The breakthrough valve was made possible through a global collaboration with ViVitro Labs and independent consultants Lawrence Scotten and Rolland Siegel. The research was funded by Angeleno Medical and published this month within the Journal of Biomechanics.
“That is the one valve of its kind to be designed and in-built Canada,” notes Dr. Mohammadi. “We’re incredibly happy with this valve for instance of the engineering innovation coming from UBC and Canada.”
Dr. Mohammadi also says while mechanical heart valve replacements have long been in use, the long-standing challenge has been to perfect the technology for the smallest hearts — tiny infants.
“What is especially exciting concerning the iValve, is that it was specifically designed for high-heart-rate applications, corresponding to in pediatric patients,” explains Dr. Mohammadi.

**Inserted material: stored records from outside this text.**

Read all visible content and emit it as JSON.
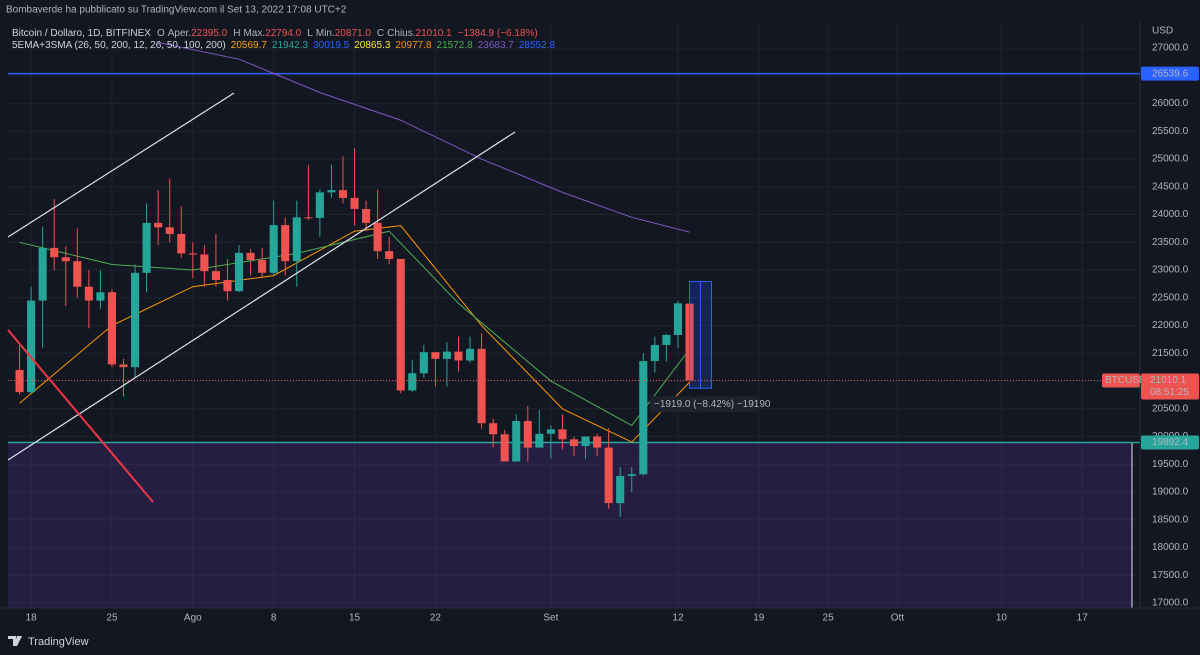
{
  "header": "Bombaverde ha pubblicato su TradingView.com il Set 13, 2022 17:08 UTC+2",
  "footer": "TradingView",
  "chart_data": {
    "type": "candlestick",
    "legend": {
      "symbol": "Bitcoin / Dollaro, 1D, BITFINEX",
      "items": [
        {
          "key": "O",
          "label": "Aper.",
          "value": "22395.0"
        },
        {
          "key": "H",
          "label": "Max.",
          "value": "22794.0"
        },
        {
          "key": "L",
          "label": "Min.",
          "value": "20871.0"
        },
        {
          "key": "C",
          "label": "Chius.",
          "value": "21010.1"
        }
      ],
      "change": "−1384.9 (−6.18%)"
    },
    "indicator": {
      "name": "5EMA+3SMA (26, 50, 200, 12, 26, 50, 100, 200)",
      "values": [
        {
          "text": "20569.7",
          "color": "#f7a21b"
        },
        {
          "text": "21942.3",
          "color": "#26a69a"
        },
        {
          "text": "30019.5",
          "color": "#2962ff"
        },
        {
          "text": "20865.3",
          "color": "#ffeb3b"
        },
        {
          "text": "20977.8",
          "color": "#ff9800"
        },
        {
          "text": "21572.8",
          "color": "#4caf50"
        },
        {
          "text": "23683.7",
          "color": "#7e57c2"
        },
        {
          "text": "28552.8",
          "color": "#2962ff"
        }
      ]
    },
    "symbol_tag": "BTCUSD",
    "countdown": "08:51:25",
    "unit": "USD",
    "measure_label": "−1919.0 (−8.42%) −19190",
    "up_color": "#26a69a",
    "down_color": "#ef5350",
    "x": [
      "2022-07-17",
      "2022-07-18",
      "2022-07-19",
      "2022-07-20",
      "2022-07-21",
      "2022-07-22",
      "2022-07-23",
      "2022-07-24",
      "2022-07-25",
      "2022-07-26",
      "2022-07-27",
      "2022-07-28",
      "2022-07-29",
      "2022-07-30",
      "2022-07-31",
      "2022-08-01",
      "2022-08-02",
      "2022-08-03",
      "2022-08-04",
      "2022-08-05",
      "2022-08-06",
      "2022-08-07",
      "2022-08-08",
      "2022-08-09",
      "2022-08-10",
      "2022-08-11",
      "2022-08-12",
      "2022-08-13",
      "2022-08-14",
      "2022-08-15",
      "2022-08-16",
      "2022-08-17",
      "2022-08-18",
      "2022-08-19",
      "2022-08-20",
      "2022-08-21",
      "2022-08-22",
      "2022-08-23",
      "2022-08-24",
      "2022-08-25",
      "2022-08-26",
      "2022-08-27",
      "2022-08-28",
      "2022-08-29",
      "2022-08-30",
      "2022-08-31",
      "2022-09-01",
      "2022-09-02",
      "2022-09-03",
      "2022-09-04",
      "2022-09-05",
      "2022-09-06",
      "2022-09-07",
      "2022-09-08",
      "2022-09-09",
      "2022-09-10",
      "2022-09-11",
      "2022-09-12",
      "2022-09-13"
    ],
    "open": [
      21200,
      20800,
      22450,
      23400,
      23230,
      23160,
      22700,
      22450,
      22600,
      21300,
      21250,
      22950,
      23850,
      23770,
      23650,
      23300,
      23280,
      22980,
      22820,
      22620,
      23310,
      23180,
      22950,
      23810,
      23160,
      23950,
      23940,
      24400,
      24440,
      24300,
      24100,
      23850,
      23340,
      23200,
      20830,
      21140,
      21520,
      21400,
      21530,
      21370,
      21580,
      20240,
      20040,
      19550,
      20280,
      19800,
      20050,
      20130,
      19950,
      19830,
      20000,
      19800,
      18800,
      19290,
      19320,
      21360,
      21650,
      21830,
      22395
    ],
    "high": [
      21650,
      22700,
      23780,
      24280,
      23430,
      23750,
      23000,
      23000,
      22650,
      21400,
      23100,
      24200,
      24440,
      24650,
      24150,
      23500,
      23450,
      23650,
      23200,
      23450,
      23380,
      23400,
      24250,
      23950,
      24250,
      24900,
      24450,
      24900,
      25050,
      25200,
      24250,
      24450,
      23600,
      23200,
      21380,
      21650,
      21520,
      21700,
      21800,
      21800,
      21860,
      20320,
      20120,
      20400,
      20550,
      20480,
      20200,
      20400,
      20000,
      20000,
      20050,
      20150,
      19450,
      19450,
      21500,
      21800,
      21850,
      22450,
      22794
    ],
    "low": [
      20760,
      20770,
      21600,
      23000,
      22350,
      22500,
      21950,
      22300,
      21250,
      20720,
      21050,
      22600,
      23450,
      23500,
      23220,
      22850,
      22700,
      22700,
      22450,
      22600,
      22900,
      22850,
      22900,
      22900,
      22700,
      23900,
      23600,
      24300,
      24200,
      23800,
      23700,
      23200,
      23100,
      20780,
      20800,
      21060,
      20900,
      20900,
      21170,
      21330,
      20140,
      19800,
      19550,
      19550,
      19550,
      19800,
      19600,
      19770,
      19650,
      19600,
      19650,
      18700,
      18550,
      19000,
      19300,
      21150,
      21350,
      21600,
      20871
    ],
    "close": [
      20800,
      22450,
      23400,
      23230,
      23160,
      22700,
      22450,
      22600,
      21300,
      21250,
      22950,
      23850,
      23770,
      23650,
      23300,
      23280,
      22980,
      22820,
      22620,
      23310,
      23180,
      22950,
      23810,
      23160,
      23950,
      23940,
      24400,
      24440,
      24300,
      24100,
      23850,
      23340,
      23200,
      20830,
      21140,
      21520,
      21400,
      21530,
      21370,
      21580,
      20240,
      20040,
      19550,
      20280,
      19800,
      20050,
      20130,
      19950,
      19830,
      20000,
      19800,
      18800,
      19290,
      19320,
      21360,
      21650,
      21830,
      22400,
      21010.1
    ],
    "lines": [
      {
        "color": "#7e57c2",
        "x": [
          "2022-07-29",
          "2022-08-05",
          "2022-08-12",
          "2022-08-19",
          "2022-08-26",
          "2022-09-02",
          "2022-09-08",
          "2022-09-13"
        ],
        "values": [
          27100,
          26800,
          26200,
          25700,
          25000,
          24400,
          23950,
          23683.7
        ]
      },
      {
        "color": "#ff9800",
        "x": [
          "2022-07-17",
          "2022-07-25",
          "2022-08-01",
          "2022-08-08",
          "2022-08-15",
          "2022-08-19",
          "2022-08-26",
          "2022-09-02",
          "2022-09-08",
          "2022-09-13"
        ],
        "values": [
          20600,
          22000,
          22700,
          22900,
          23700,
          23800,
          22000,
          20500,
          19900,
          20977.8
        ]
      },
      {
        "color": "#4caf50",
        "x": [
          "2022-07-17",
          "2022-07-25",
          "2022-08-01",
          "2022-08-10",
          "2022-08-18",
          "2022-08-24",
          "2022-09-01",
          "2022-09-08",
          "2022-09-13"
        ],
        "values": [
          23500,
          23100,
          23000,
          23300,
          23700,
          22400,
          21000,
          20200,
          21572.8
        ]
      }
    ],
    "levels": [
      {
        "value": 26539.6,
        "color": "#2962ff"
      },
      {
        "value": 19892.4,
        "color": "#26a69a"
      }
    ],
    "xlim": [
      "2022-07-16",
      "2022-10-22"
    ],
    "xticks": [
      {
        "value": "2022-07-18",
        "label": "18"
      },
      {
        "value": "2022-07-25",
        "label": "25"
      },
      {
        "value": "2022-08-01",
        "label": "Ago"
      },
      {
        "value": "2022-08-08",
        "label": "8"
      },
      {
        "value": "2022-08-15",
        "label": "15"
      },
      {
        "value": "2022-08-22",
        "label": "22"
      },
      {
        "value": "2022-09-01",
        "label": "Set"
      },
      {
        "value": "2022-09-12",
        "label": "12"
      },
      {
        "value": "2022-09-19",
        "label": "19"
      },
      {
        "value": "2022-09-25",
        "label": "25"
      },
      {
        "value": "2022-10-01",
        "label": "Ott"
      },
      {
        "value": "2022-10-10",
        "label": "10"
      },
      {
        "value": "2022-10-17",
        "label": "17"
      }
    ],
    "ylim": [
      16910,
      27470
    ],
    "yticks": [
      {
        "value": 17000,
        "label": "17000.0"
      },
      {
        "value": 17500,
        "label": "17500.0"
      },
      {
        "value": 18000,
        "label": "18000.0"
      },
      {
        "value": 18500,
        "label": "18500.0"
      },
      {
        "value": 19000,
        "label": "19000.0"
      },
      {
        "value": 19500,
        "label": "19500.0"
      },
      {
        "value": 20000,
        "label": "20000.0"
      },
      {
        "value": 20500,
        "label": "20500.0"
      },
      {
        "value": 21000,
        "label": "21000.0"
      },
      {
        "value": 21500,
        "label": "21500.0"
      },
      {
        "value": 22000,
        "label": "22000.0"
      },
      {
        "value": 22500,
        "label": "22500.0"
      },
      {
        "value": 23000,
        "label": "23000.0"
      },
      {
        "value": 23500,
        "label": "23500.0"
      },
      {
        "value": 24000,
        "label": "24000.0"
      },
      {
        "value": 24500,
        "label": "24500.0"
      },
      {
        "value": 25000,
        "label": "25000.0"
      },
      {
        "value": 25500,
        "label": "25500.0"
      },
      {
        "value": 26000,
        "label": "26000.0"
      },
      {
        "value": 26500,
        "label": "26500.0"
      },
      {
        "value": 27000,
        "label": "27000.0"
      }
    ],
    "grid": true
  }
}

Now that their prototype performs well in mechanical lab tests, the researchers will bring it to animal and clinical trials. If all goes well, they hope the iValve might be ready for those trials inside two years.

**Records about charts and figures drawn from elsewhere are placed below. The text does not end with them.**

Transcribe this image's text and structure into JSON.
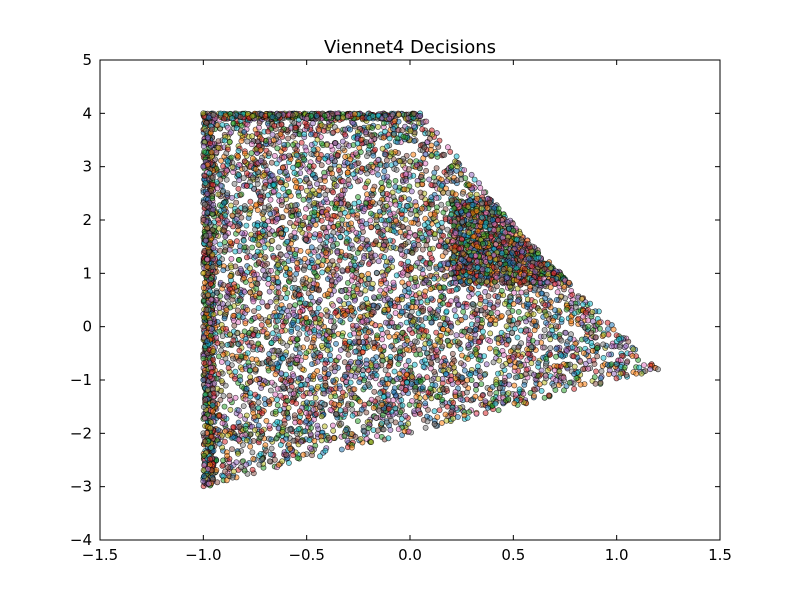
{
  "chart_data": {
    "type": "scatter",
    "title": "Viennet4 Decisions",
    "xlabel": "",
    "ylabel": "",
    "xlim": [
      -1.5,
      1.5
    ],
    "ylim": [
      -4,
      5
    ],
    "xticks": [
      -1.5,
      -1.0,
      -0.5,
      0.0,
      0.5,
      1.0,
      1.5
    ],
    "xtick_labels": [
      "−1.5",
      "−1.0",
      "−0.5",
      "0.0",
      "0.5",
      "1.0",
      "1.5"
    ],
    "yticks": [
      -4,
      -3,
      -2,
      -1,
      0,
      1,
      2,
      3,
      4,
      5
    ],
    "ytick_labels": [
      "−4",
      "−3",
      "−2",
      "−1",
      "0",
      "1",
      "2",
      "3",
      "4",
      "5"
    ],
    "grid": false,
    "legend": "none",
    "marker_edge_color": "#000000",
    "marker_fill_palette": [
      "#1f77b4",
      "#ff7f0e",
      "#2ca02c",
      "#d62728",
      "#9467bd",
      "#8c564b",
      "#e377c2",
      "#7f7f7f",
      "#bcbd22",
      "#17becf"
    ],
    "region_vertices": [
      [
        -1.0,
        -3.0
      ],
      [
        -1.0,
        4.0
      ],
      [
        0.05,
        4.0
      ],
      [
        0.55,
        1.7
      ],
      [
        1.2,
        -0.8
      ]
    ],
    "dense_cluster": {
      "x": 0.55,
      "y": 1.6
    },
    "points": [
      [
        -1.0,
        4.0
      ],
      [
        -0.9,
        3.9
      ],
      [
        -0.7,
        3.95
      ],
      [
        -0.5,
        3.9
      ],
      [
        -0.3,
        3.95
      ],
      [
        -0.1,
        3.9
      ],
      [
        0.05,
        3.95
      ],
      [
        -1.0,
        3.0
      ],
      [
        -0.8,
        3.1
      ],
      [
        -0.6,
        2.9
      ],
      [
        -0.4,
        3.2
      ],
      [
        -0.2,
        3.0
      ],
      [
        0.0,
        3.1
      ],
      [
        0.2,
        3.0
      ],
      [
        -1.0,
        2.0
      ],
      [
        -0.7,
        1.9
      ],
      [
        -0.4,
        2.1
      ],
      [
        -0.1,
        2.0
      ],
      [
        0.2,
        2.1
      ],
      [
        0.4,
        2.0
      ],
      [
        0.5,
        1.8
      ],
      [
        -1.0,
        1.0
      ],
      [
        -0.6,
        1.1
      ],
      [
        -0.2,
        0.9
      ],
      [
        0.2,
        1.0
      ],
      [
        0.5,
        1.2
      ],
      [
        0.7,
        0.8
      ],
      [
        -1.0,
        0.0
      ],
      [
        -0.6,
        0.1
      ],
      [
        -0.2,
        -0.1
      ],
      [
        0.2,
        0.0
      ],
      [
        0.6,
        0.1
      ],
      [
        0.9,
        -0.2
      ],
      [
        -1.0,
        -1.0
      ],
      [
        -0.6,
        -0.9
      ],
      [
        -0.2,
        -1.1
      ],
      [
        0.2,
        -1.0
      ],
      [
        0.6,
        -0.9
      ],
      [
        1.0,
        -0.7
      ],
      [
        1.2,
        -0.8
      ],
      [
        -1.0,
        -2.0
      ],
      [
        -0.6,
        -2.1
      ],
      [
        -0.2,
        -1.9
      ],
      [
        0.2,
        -1.6
      ],
      [
        0.6,
        -1.3
      ],
      [
        -1.0,
        -2.9
      ],
      [
        -0.8,
        -2.7
      ],
      [
        -0.6,
        -2.4
      ]
    ]
  }
}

Within the meantime, they may also be using the technology and techniques to develop latest valves.
“This valve is designed to permit blood flow to the aorta, which is the body’s largest artery, and the blood vessel that carries oxygen-rich blood away from the guts throughout your body,” explains Mohammadi. “Next, we are going to take what now we have learned and develop one for the mitral valve. That valve is liable for ensuring that blood flows out of your left atrium to your left ventricle. It also ensures that blood doesn’t flow backward between those two chambers.”
Heart Valve Performance Lab Manager Dr. Dylan Goode is worked up about what the long run holds for the iValve — and for the advantages it could bring to patients.
Dr. Goode began working with Dr. Mohammadi in 2018 while completing his Master of Applied Science in Mechanical Engineering. Recently, he successfully defended his doctoral dissertation, which documents his design work, fabrication and testing of the iValve.
“We’ve shown that the iValve can provide the structural advantages of a mechanical heart valve and last a patient’s lifespan while providing improved hemodynamic performance, meaning an improvement of the best way wherein blood flows through vessels.”
Dr. Goode notes the brand new iValve could also mean a serious improvement in lifestyle for these patients who endure a routine of normal anticoagulant therapy — blood thinners — which might increase their risk of severe bleeding, blood clots or damage to tissues and organs if blood flow is impeded.